Flashback to 1997. While working as medical representative of then called Warner Lambert Philippines, Parke Davis pharmaceutical division (later merged toPfizer in 2000), we were equipped with the tools for testing diabetes, hypertension, cholesterol and ischemic heart disease with a 3in1 portable point-of-care device for blood glucose, cholesterol and triglyceride; as well as an ECG machine as part of the company’s patient care and recruitment programs.The project had awaken my childhood dream of becoming a doctor.
I enjoyed providing patient care support services and made it the cornerstone of my future career activities. From then on, I started conducting regular weekly activities whenever and wherever there is an opportunity to do so. For medical missions, we performed tests on patients including ECG as per doctor’s request and organizing patient clubs in government hospitals. In the process of doing such routine, I had the opportunity to talk and interact directly to patients and know their plight firsthand. It was then that I recognized the gap that exists in our country’s healthcare system and how it fails to enable the common Filipinos’ financial access to their healthcare needs.
Forward to 2001. Under the new Pfizer in the Philippines, the company launched the “Leaders for Health Program” for rural doctors and was involved in the implementation by working with our region’s Department of Health to provide support to these doctors and their respective communities. This exposed me to the inaccessibility of healthcare services and professionals in geographically isolated areas (GIDAs). Those realities became the two core problems I carried with me everyday when I began to develop my ‘why’ and purpose in life as a frustrated doctor at the cloak of pharmaceutical sales.
As leaders in Pfizer, we were molded by the company in the value of “malasakit” or sacrifice for others. Consequently, I started finding answers in the nascent internet at that time drawing my vision of a future where medical goods and services are both affordable and within reach. While improving the standard of living of all Filipinos was the ideal solution, it was and remains to be beyond my control. Instead, I opted for the next best yet most feasible solution: making medicines cheaper.
In 2005, I took the plunge and left a promising and high paying job at Pfizer to start the arduous road towards making medicines affordable and accessible to Filipinos. Together with a former colleague as co-founder, we envisioned 3in1 privately run community based health centers comprised of a pharmacy, consultations and diagnostic services. We took off in generic pharma wholesale and grew so fast but also went down slowly when we veer away and venture into uncharted territory ahead of its time without allocated capital. Highly leveraged, we ceded control of the company as it merged to a local pharma tool manufacturing company and exited in 2012 after two years of transition.
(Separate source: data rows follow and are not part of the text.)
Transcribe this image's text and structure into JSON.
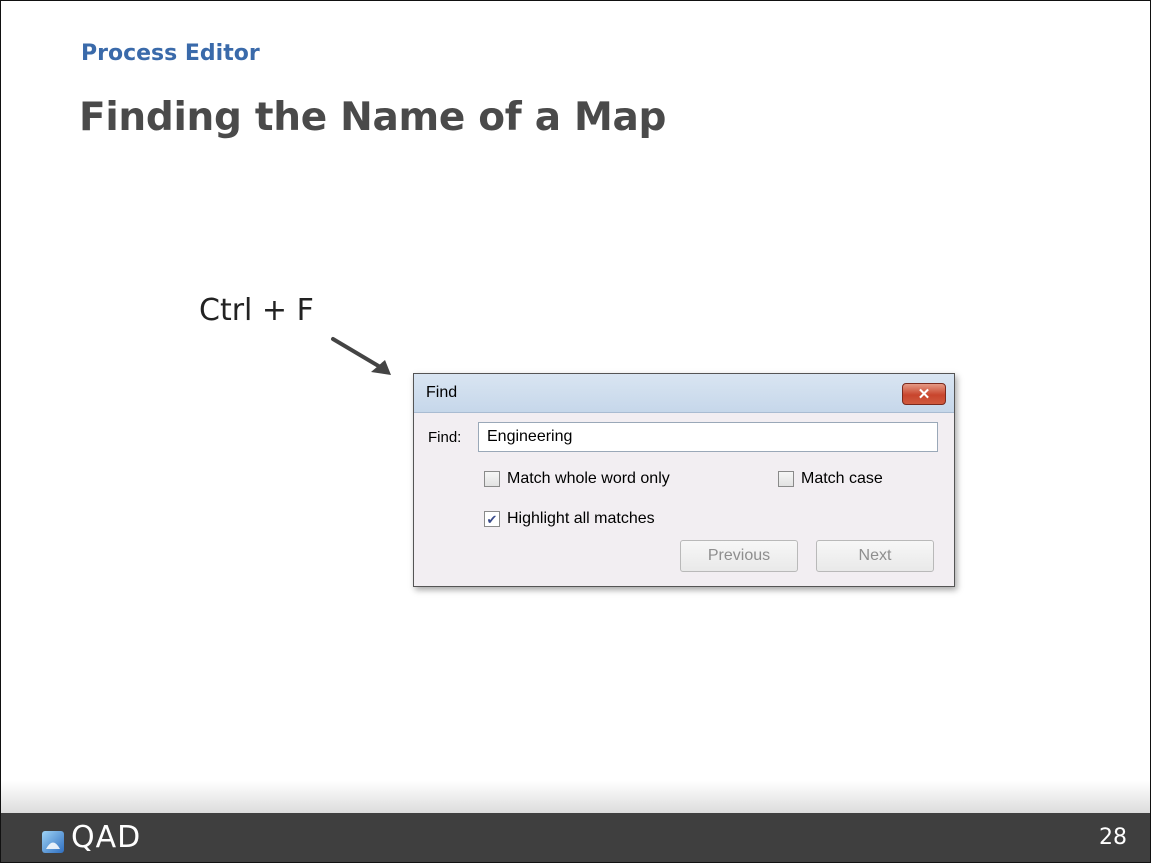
{
  "slide": {
    "subtitle": "Process Editor",
    "title": "Finding the Name of a Map",
    "shortcut": "Ctrl + F"
  },
  "find_dialog": {
    "title": "Find",
    "close_label": "✕",
    "find_label": "Find:",
    "find_value": "Engineering",
    "options": {
      "match_whole_word": {
        "label": "Match whole word only",
        "checked": false
      },
      "match_case": {
        "label": "Match case",
        "checked": false
      },
      "highlight_all": {
        "label": "Highlight all matches",
        "checked": true
      }
    },
    "buttons": {
      "previous": "Previous",
      "next": "Next"
    }
  },
  "footer": {
    "logo_text": "QAD",
    "page_number": "28"
  },
  "colors": {
    "subtitle": "#3a6aaa",
    "title": "#4a4a4a",
    "footer_bg": "#3f3f3f"
  }
}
In 2013, I pressed reset on my dream. This time as a solo entrepreneur focusing on doctor-owned pharmacies and hospitals. But the call for the mission still haunted me whilst seeing the plight of many Filipinos struggling to keep up with their medications cost.After six years of hibernation and with the implosion of technology-driven business disruptors, along with the rise of e-commerce and Telemedicine, I finally saw the chance to launch the 3in1 model starting off with an online pharmacy platform. One with a unique focus on medicine subscription services to differentiate against existing players and on a niche of multiple medicine users. Looking back to my ‘why’, I scoured the web day and night to learn how to build my platform and eventually stumbled upon low code options and off the shelf solutions that allowed me to get started on registering domains, integrating payments, and developing ordering and registration solutions. With these self-learned discoveries, my vision was finally given a breath of life. September 20, 2019 saw the birth of Xulbara Health Solutions, OPC with XalMeds as its online retail pharmacy arm.
In search of proper training through incubation and acceleration for tech enabled companies we tried to validate the idea from the perspective of investors and applied for the “Philippine Startup Weekend Arise Pitching Competition” in November 23, 2020 and was selected as a finalist.
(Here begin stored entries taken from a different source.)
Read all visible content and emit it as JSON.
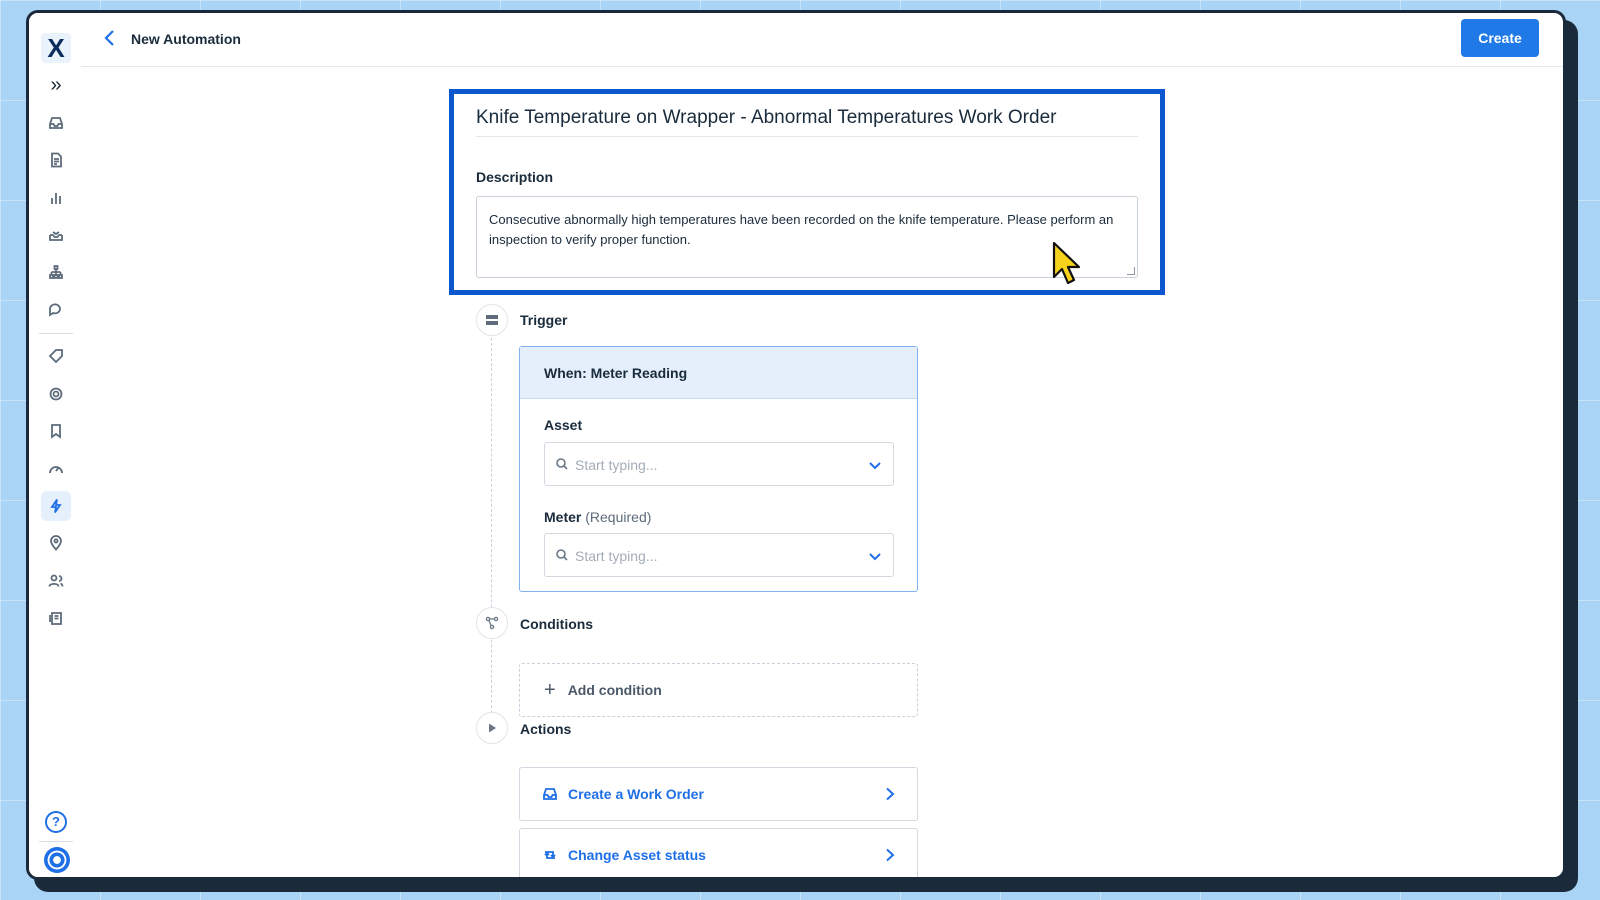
{
  "header": {
    "title": "New Automation",
    "create_label": "Create"
  },
  "automation": {
    "title": "Knife Temperature on Wrapper - Abnormal Temperatures Work Order",
    "description_label": "Description",
    "description": "Consecutive abnormally high temperatures have been recorded on the knife temperature. Please perform an inspection to verify proper function."
  },
  "trigger": {
    "label": "Trigger",
    "when": "When: Meter Reading",
    "asset_label": "Asset",
    "asset_placeholder": "Start typing...",
    "meter_label": "Meter",
    "meter_required": "(Required)",
    "meter_placeholder": "Start typing..."
  },
  "conditions": {
    "label": "Conditions",
    "add_label": "Add condition"
  },
  "actions": {
    "label": "Actions",
    "items": [
      {
        "label": "Create a Work Order",
        "icon": "inbox-icon"
      },
      {
        "label": "Change Asset status",
        "icon": "refresh-icon"
      }
    ]
  },
  "sidebar": {
    "logo": "X",
    "help": "?",
    "active_item": "automations"
  },
  "colors": {
    "accent": "#1f7ae8",
    "highlight_border": "#0b57d0"
  }
}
With this validation, the courage to make this work only deepened as XalMeds was accepted by the Founder Institute (FI), the world’s largest pre-seed accelerator out of Silicon Valley, CA, USA, for the “January 2021 Virtual Philippines” cohort. The journey in FI strengthened XalMeds’ business model towards a socially-driven company under the guidance of Asia’s leading startup mentors and advisors.
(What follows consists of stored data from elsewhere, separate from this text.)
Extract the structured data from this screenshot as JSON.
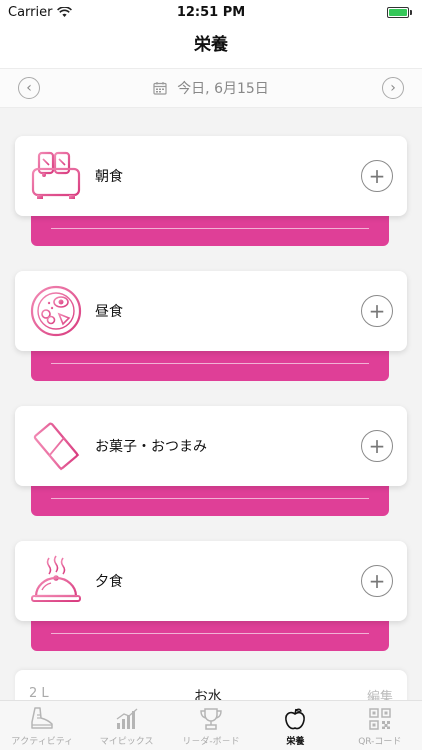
{
  "status_bar": {
    "carrier": "Carrier",
    "time": "12:51 PM"
  },
  "header": {
    "title": "栄養"
  },
  "date_bar": {
    "label": "今日, 6月15日"
  },
  "meals": [
    {
      "label": "朝食",
      "icon": "toaster-icon"
    },
    {
      "label": "昼食",
      "icon": "plate-icon"
    },
    {
      "label": "お菓子・おつまみ",
      "icon": "chocolate-icon"
    },
    {
      "label": "夕食",
      "icon": "cloche-icon"
    }
  ],
  "water": {
    "amount": "2 L",
    "title": "お水",
    "edit": "編集"
  },
  "tabs": [
    {
      "label": "アクティビティ",
      "icon": "shoe-icon",
      "active": false
    },
    {
      "label": "マイピックス",
      "icon": "bar-chart-icon",
      "active": false
    },
    {
      "label": "リ－ダ-ボ－ド",
      "icon": "trophy-icon",
      "active": false
    },
    {
      "label": "栄養",
      "icon": "apple-icon",
      "active": true
    },
    {
      "label": "QR-コード",
      "icon": "qr-code-icon",
      "active": false
    }
  ],
  "colors": {
    "accent": "#df3f97",
    "accent_light": "#f06aa6",
    "plus_gray": "#8a8a8a"
  }
}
With its graduation on April 27, 2021 from FI as a portfolio company, we hope that doors will be opened for XalMeds to reach and impact more customers to live longer, healthier, happier and productive lives true to its tenet of “saving lives, time and money.” With our 3in1 vision, we hope to enable and realize the government’s elusive Universal Health Care aspiration for all Filipinos particularly in GIDAs, rural areas, urban mass settlements and God willing, beyond our borders.